Len Deighton’s background in visual arts, his wide-ranging interests, his willingness to apply what he knew (his working class upbringing, for example) to his writing, and his passion for research, all contributed to his multi-disciplinary career, from commercial artist to food writer to novelist to military historian. Being an “obsessional” reader helped; in an Afterword to a 2009 reissue of The IPCRESS File, Deighton wrote, “…I read every book in sight. There was no system to my reading, nor even a pattern of selection. … I filled notebooks as I encountered ideas and opinions that were new to me…” He was also, clearly, a man of great patience; not that I’m anywhere near Deighton’s ballpark, but I know from experience that completing even one book is trying, much less a vast bibliography, and Deighton reportedly didn’t even enjoy writing. Pursuing one’s own interests is a good way to sustain motivation, but sometimes those interests have to be modified or redirected to give the audience what it wants.

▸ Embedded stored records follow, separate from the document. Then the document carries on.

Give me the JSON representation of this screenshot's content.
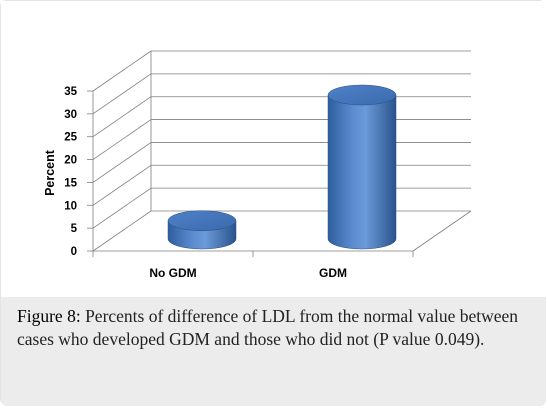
{
  "chart_data": {
    "type": "bar",
    "categories": [
      "No GDM",
      "GDM"
    ],
    "values": [
      4,
      31.5
    ],
    "ylabel": "Percent",
    "xlabel": "",
    "ylim": [
      0,
      35
    ],
    "yticks": [
      "0",
      "5",
      "10",
      "15",
      "20",
      "25",
      "30",
      "35"
    ],
    "bar_style": "3d-cylinder",
    "bar_color": "#4a7cc0",
    "grid": true
  },
  "caption": {
    "label": "Figure 8:",
    "text": " Percents of difference of LDL from the normal value between cases who developed GDM and those who did not (P value 0.049)."
  }
}
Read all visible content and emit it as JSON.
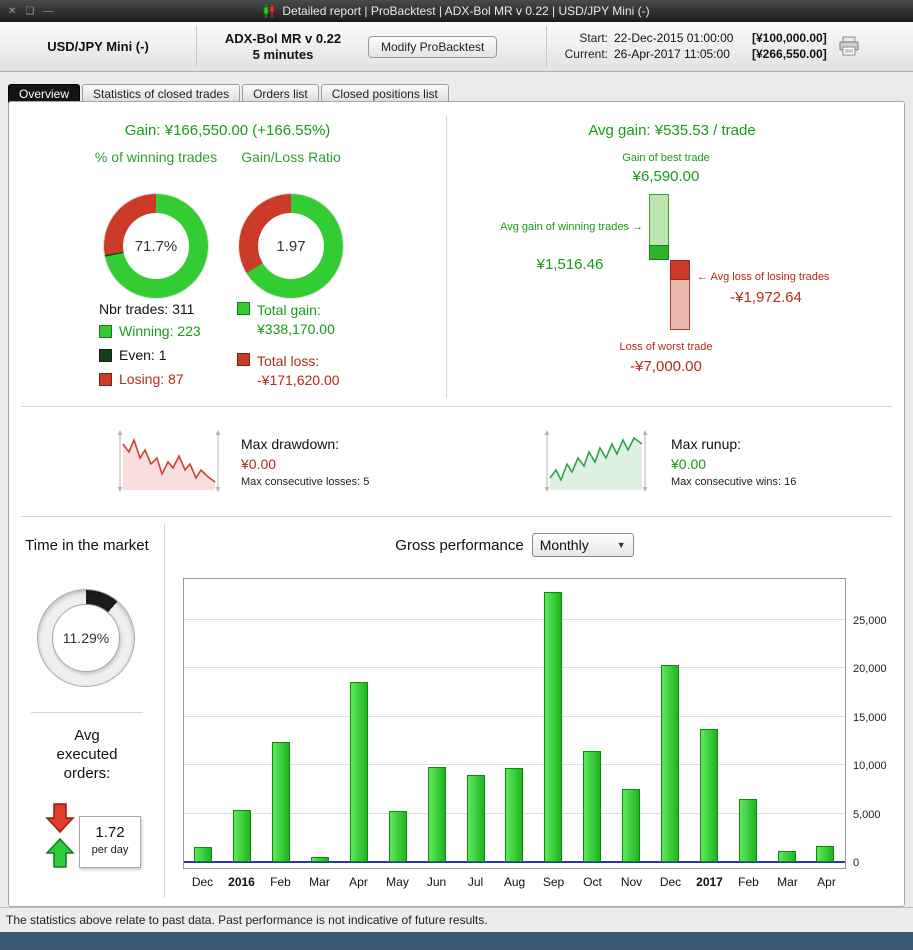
{
  "titlebar": {
    "controls": [
      "✕",
      "❑",
      "—"
    ],
    "title": "Detailed report | ProBacktest | ADX-Bol MR v 0.22 | USD/JPY Mini (-)"
  },
  "icons": {
    "dropdown_arrow": "▼",
    "right_arrow": "→",
    "left_arrow": "←"
  },
  "header": {
    "instrument": "USD/JPY Mini (-)",
    "strategy_name": "ADX-Bol MR v 0.22",
    "strategy_timeframe": "5 minutes",
    "modify_button": "Modify ProBacktest",
    "start_label": "Start:",
    "start_datetime": "22-Dec-2015 01:00:00",
    "start_equity": "[¥100,000.00]",
    "current_label": "Current:",
    "current_datetime": "26-Apr-2017 11:05:00",
    "current_equity": "[¥266,550.00]"
  },
  "tabs": [
    {
      "label": "Overview",
      "active": true
    },
    {
      "label": "Statistics of closed trades",
      "active": false
    },
    {
      "label": "Orders list",
      "active": false
    },
    {
      "label": "Closed positions list",
      "active": false
    }
  ],
  "overview": {
    "gain_line": "Gain: ¥166,550.00 (+166.55%)",
    "winning_donut": {
      "title": "% of winning trades",
      "center_label": "71.7%",
      "segments": [
        {
          "name": "winning",
          "color": "#33cc33",
          "pct": 71.7
        },
        {
          "name": "even",
          "color": "#173f17",
          "pct": 0.5
        },
        {
          "name": "losing",
          "color": "#cc3a28",
          "pct": 27.8
        }
      ]
    },
    "ratio_donut": {
      "title": "Gain/Loss Ratio",
      "center_label": "1.97",
      "segments": [
        {
          "name": "gain",
          "color": "#33cc33",
          "pct": 66.3
        },
        {
          "name": "loss",
          "color": "#cc3a28",
          "pct": 33.7
        }
      ]
    },
    "nbr_trades": "Nbr trades: 311",
    "legend": [
      {
        "label": "Winning: 223",
        "swatch": "#33cc33",
        "text_color": "#169c16"
      },
      {
        "label": "Even: 1",
        "swatch": "#173f17",
        "text_color": "#111111"
      },
      {
        "label": "Losing: 87",
        "swatch": "#cc3a28",
        "text_color": "#b32b1b"
      }
    ],
    "totals": [
      {
        "label": "Total gain:",
        "value": "¥338,170.00",
        "swatch": "#33cc33",
        "text_color": "#169c16"
      },
      {
        "label": "Total loss:",
        "value": "-¥171,620.00",
        "swatch": "#cc3a28",
        "text_color": "#b32b1b"
      }
    ],
    "avg_gain_line": "Avg gain: ¥535.53 / trade",
    "best_trade_label": "Gain of best trade",
    "best_trade_value": "¥6,590.00",
    "avg_win_label": "Avg gain of winning trades",
    "avg_win_value": "¥1,516.46",
    "avg_loss_label": "Avg loss of losing trades",
    "avg_loss_value": "-¥1,972.64",
    "worst_trade_label": "Loss of worst trade",
    "worst_trade_value": "-¥7,000.00"
  },
  "drawdown": {
    "title": "Max drawdown:",
    "value": "¥0.00",
    "subtext": "Max consecutive losses: 5"
  },
  "runup": {
    "title": "Max runup:",
    "value": "¥0.00",
    "subtext": "Max consecutive wins: 16"
  },
  "time_in_market": {
    "title": "Time in the market",
    "center_label": "11.29%",
    "segments": [
      {
        "name": "in-market",
        "color": "#1c1c1c",
        "pct": 11.29
      },
      {
        "name": "out-of-market",
        "color": "#efefef",
        "pct": 88.71
      }
    ]
  },
  "avg_orders": {
    "title": "Avg executed orders:",
    "value": "1.72",
    "unit": "per day"
  },
  "performance": {
    "title": "Gross performance",
    "period_selected": "Monthly"
  },
  "chart_data": {
    "type": "bar",
    "title": "Gross performance (Monthly)",
    "categories": [
      "Dec",
      "2016",
      "Feb",
      "Mar",
      "Apr",
      "May",
      "Jun",
      "Jul",
      "Aug",
      "Sep",
      "Oct",
      "Nov",
      "Dec",
      "2017",
      "Feb",
      "Mar",
      "Apr"
    ],
    "values": [
      1500,
      5400,
      12400,
      500,
      18600,
      5300,
      9800,
      9000,
      9700,
      27800,
      11400,
      7500,
      20300,
      13700,
      6500,
      1100,
      1700
    ],
    "bold_categories": [
      "2016",
      "2017"
    ],
    "yticks": [
      0,
      5000,
      10000,
      15000,
      20000,
      25000
    ],
    "ytick_labels": [
      "0",
      "5,000",
      "10,000",
      "15,000",
      "20,000",
      "25,000"
    ],
    "ylim": [
      0,
      29300
    ],
    "grid": true,
    "legend_position": "none",
    "bar_color_light": "#5fe85f",
    "bar_color": "#1db51d",
    "bar_border": "#0c8c0c",
    "zero_line_color": "#2a35b0"
  },
  "footer": {
    "text": "The statistics above relate to past data. Past performance is not indicative of future results."
  }
}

Whether or not you’re a fan of Len Deighton’s books, his approach to a creative life is a lesson for all of us.

“Writers are frequently asked why they wrote their first book. A more interesting answer might come from asking them why they wrote their second one.”
Len Deighton

One response to “Top Secret Plan B: Len Deighton, Action Cooking, and the Spy Novel Multiverse”

  1. Oh gosh. I love this overview of Deighton’s creative career. My parents introduced my siblings and I to the film adaptation of The IPCRESS File when we were kids, and we loved it. (It was also one of our first Michael Caine films.) But then I read “Spy Hook” on my own, loved it for the pacing and dialogue, and gave a copy to my dad. He proceeded to devour Deighton’s spy thrillers. I had no idea, however, that Deighton was a cool dude in his own right, with his cooking strips and book cover designs. I can’t wait to try his tart recipes (and look for his cookbooks!). A creative life, indeed.